In this exercise, we are given a velocity function \( v = \sin \pi t \) and an initial position \( s(0) = 0 \). Our task is to find the position function \( s(t) \) describing the object's position at time \( t \).

To find the position function \( s(t) \), we need to integrate the velocity function with respect to time. This will give us an expression for \( s(t) \). Recall that the position function is the integral of the velocity function: \[s(t) = \int v \, dt = \int \sin \pi t \, dt\]

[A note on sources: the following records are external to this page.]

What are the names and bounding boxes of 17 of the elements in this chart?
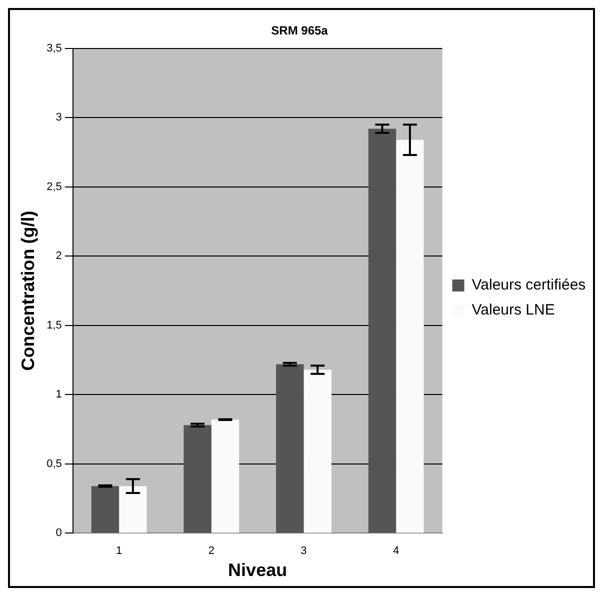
y-axis-title: Concentration (g/l)	[18, 210, 38, 371]
y-tick-label: 3	[56, 112, 62, 124]
x-tick-label: 3	[300, 544, 307, 557]
y-tick-label: 1,5	[46, 319, 62, 332]
x-tick-label: 2	[208, 544, 214, 557]
chart-title: SRM 965a	[271, 24, 328, 38]
y-tick-label: 0,5	[46, 458, 62, 470]
y-tick-label: 3,5	[46, 42, 62, 54]
x-tick-label: 4	[393, 544, 400, 557]
y-tick-label: 1	[56, 388, 62, 401]
y-tick-label: 2,5	[46, 180, 62, 193]
y-tick-label: 2	[56, 250, 62, 262]
legend-label: Valeurs certifiées	[472, 276, 586, 294]
text: Valeurs LNE	[472, 302, 555, 319]
x-axis-title: Niveau	[228, 560, 288, 580]
y-tick-label: 0	[56, 527, 62, 540]
x-tick-label: 1	[116, 544, 122, 557]
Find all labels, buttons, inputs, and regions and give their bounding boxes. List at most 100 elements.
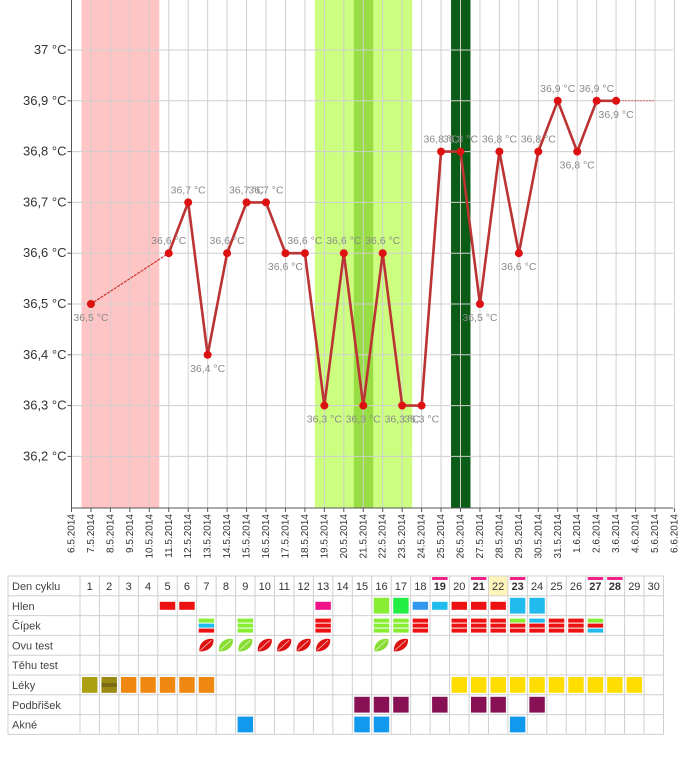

Integrate the velocity function \( \sin \pi t \). Use the substitution \( u = \pi t \), so \( du = \pi dt \) or \( dt = \frac{du}{\pi} \): \[\int \sin \pi t \, dt = \int \sin u \, \frac{du}{\pi} = \frac{1}{\pi} \int \sin u \, du \] The integral of \( \sin u \) is \( -\cos u + C \). Therefore, \[\frac{1}{\pi} \int \sin u \, du = -\frac{1}{\pi} \cos u + C \]Substituting back \( u = \pi t \), we get: \[s(t) = -\frac{1}{\pi} \cos(\pi t) + C\]

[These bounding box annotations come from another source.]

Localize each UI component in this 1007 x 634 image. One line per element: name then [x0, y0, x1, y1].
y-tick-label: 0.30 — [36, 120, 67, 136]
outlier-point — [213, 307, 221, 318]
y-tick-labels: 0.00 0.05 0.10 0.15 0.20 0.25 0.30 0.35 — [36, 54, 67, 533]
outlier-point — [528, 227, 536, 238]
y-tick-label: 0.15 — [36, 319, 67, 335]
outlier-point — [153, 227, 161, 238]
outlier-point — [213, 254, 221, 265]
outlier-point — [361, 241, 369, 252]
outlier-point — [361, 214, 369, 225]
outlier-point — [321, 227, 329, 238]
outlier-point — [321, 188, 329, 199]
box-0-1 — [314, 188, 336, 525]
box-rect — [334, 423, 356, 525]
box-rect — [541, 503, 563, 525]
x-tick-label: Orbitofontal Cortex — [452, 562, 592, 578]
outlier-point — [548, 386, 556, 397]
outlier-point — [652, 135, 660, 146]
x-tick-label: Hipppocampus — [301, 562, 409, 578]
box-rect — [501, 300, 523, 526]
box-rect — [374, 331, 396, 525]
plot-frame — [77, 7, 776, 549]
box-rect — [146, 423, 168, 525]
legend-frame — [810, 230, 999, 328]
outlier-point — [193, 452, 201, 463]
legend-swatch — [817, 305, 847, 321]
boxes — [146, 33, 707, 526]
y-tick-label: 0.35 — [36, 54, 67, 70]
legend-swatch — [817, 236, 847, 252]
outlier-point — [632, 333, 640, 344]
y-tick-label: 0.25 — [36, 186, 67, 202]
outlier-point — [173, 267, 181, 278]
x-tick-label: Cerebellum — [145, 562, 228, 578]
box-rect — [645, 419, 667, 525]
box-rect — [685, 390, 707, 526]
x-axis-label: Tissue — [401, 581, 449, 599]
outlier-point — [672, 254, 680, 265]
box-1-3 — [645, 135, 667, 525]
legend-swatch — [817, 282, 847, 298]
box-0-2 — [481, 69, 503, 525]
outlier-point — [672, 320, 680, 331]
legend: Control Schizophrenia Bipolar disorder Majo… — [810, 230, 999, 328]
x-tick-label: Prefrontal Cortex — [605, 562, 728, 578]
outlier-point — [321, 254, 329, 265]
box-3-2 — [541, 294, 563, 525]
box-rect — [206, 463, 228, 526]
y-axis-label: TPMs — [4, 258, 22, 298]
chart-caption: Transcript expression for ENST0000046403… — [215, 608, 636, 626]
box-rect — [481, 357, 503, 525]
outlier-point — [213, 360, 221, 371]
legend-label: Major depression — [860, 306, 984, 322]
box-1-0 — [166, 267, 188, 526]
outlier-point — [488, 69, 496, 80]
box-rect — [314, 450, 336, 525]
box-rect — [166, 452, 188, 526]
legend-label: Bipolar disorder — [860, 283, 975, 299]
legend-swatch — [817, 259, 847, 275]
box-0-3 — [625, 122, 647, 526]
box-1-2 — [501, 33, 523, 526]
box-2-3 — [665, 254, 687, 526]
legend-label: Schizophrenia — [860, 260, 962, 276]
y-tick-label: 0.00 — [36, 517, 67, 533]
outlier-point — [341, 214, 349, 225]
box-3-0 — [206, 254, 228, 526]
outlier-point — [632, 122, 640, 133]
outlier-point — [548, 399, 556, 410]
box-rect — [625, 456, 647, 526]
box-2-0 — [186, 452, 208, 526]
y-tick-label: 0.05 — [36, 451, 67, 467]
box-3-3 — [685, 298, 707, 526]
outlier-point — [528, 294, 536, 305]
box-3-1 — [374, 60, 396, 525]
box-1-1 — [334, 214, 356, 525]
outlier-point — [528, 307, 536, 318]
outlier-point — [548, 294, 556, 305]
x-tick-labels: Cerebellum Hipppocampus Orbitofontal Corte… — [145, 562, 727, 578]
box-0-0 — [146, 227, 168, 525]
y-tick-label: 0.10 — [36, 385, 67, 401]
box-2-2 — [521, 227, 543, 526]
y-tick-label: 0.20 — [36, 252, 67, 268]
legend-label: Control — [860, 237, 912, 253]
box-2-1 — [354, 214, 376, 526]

We need to find the constant \( C \) using the initial condition \( s(0) = 0 \). Substitute \( t = 0 \) and \( s(0) = 0 \) into the position function: \[0 = -\frac{1}{\pi} \cos(\pi \times 0) + C\] Since \( \cos(0) = 1 \), this simplifies to \[0 = -\frac{1}{\pi} \times 1 + C \] Solving for \( C \), we find \( C = \frac{1}{\pi} \).

Substitute \( C = \frac{1}{\pi} \) back into the position function:\[s(t) = -\frac{1}{\pi} \cos(\pi t) + \frac{1}{\pi}\]This is the position function of the object at time \( t \).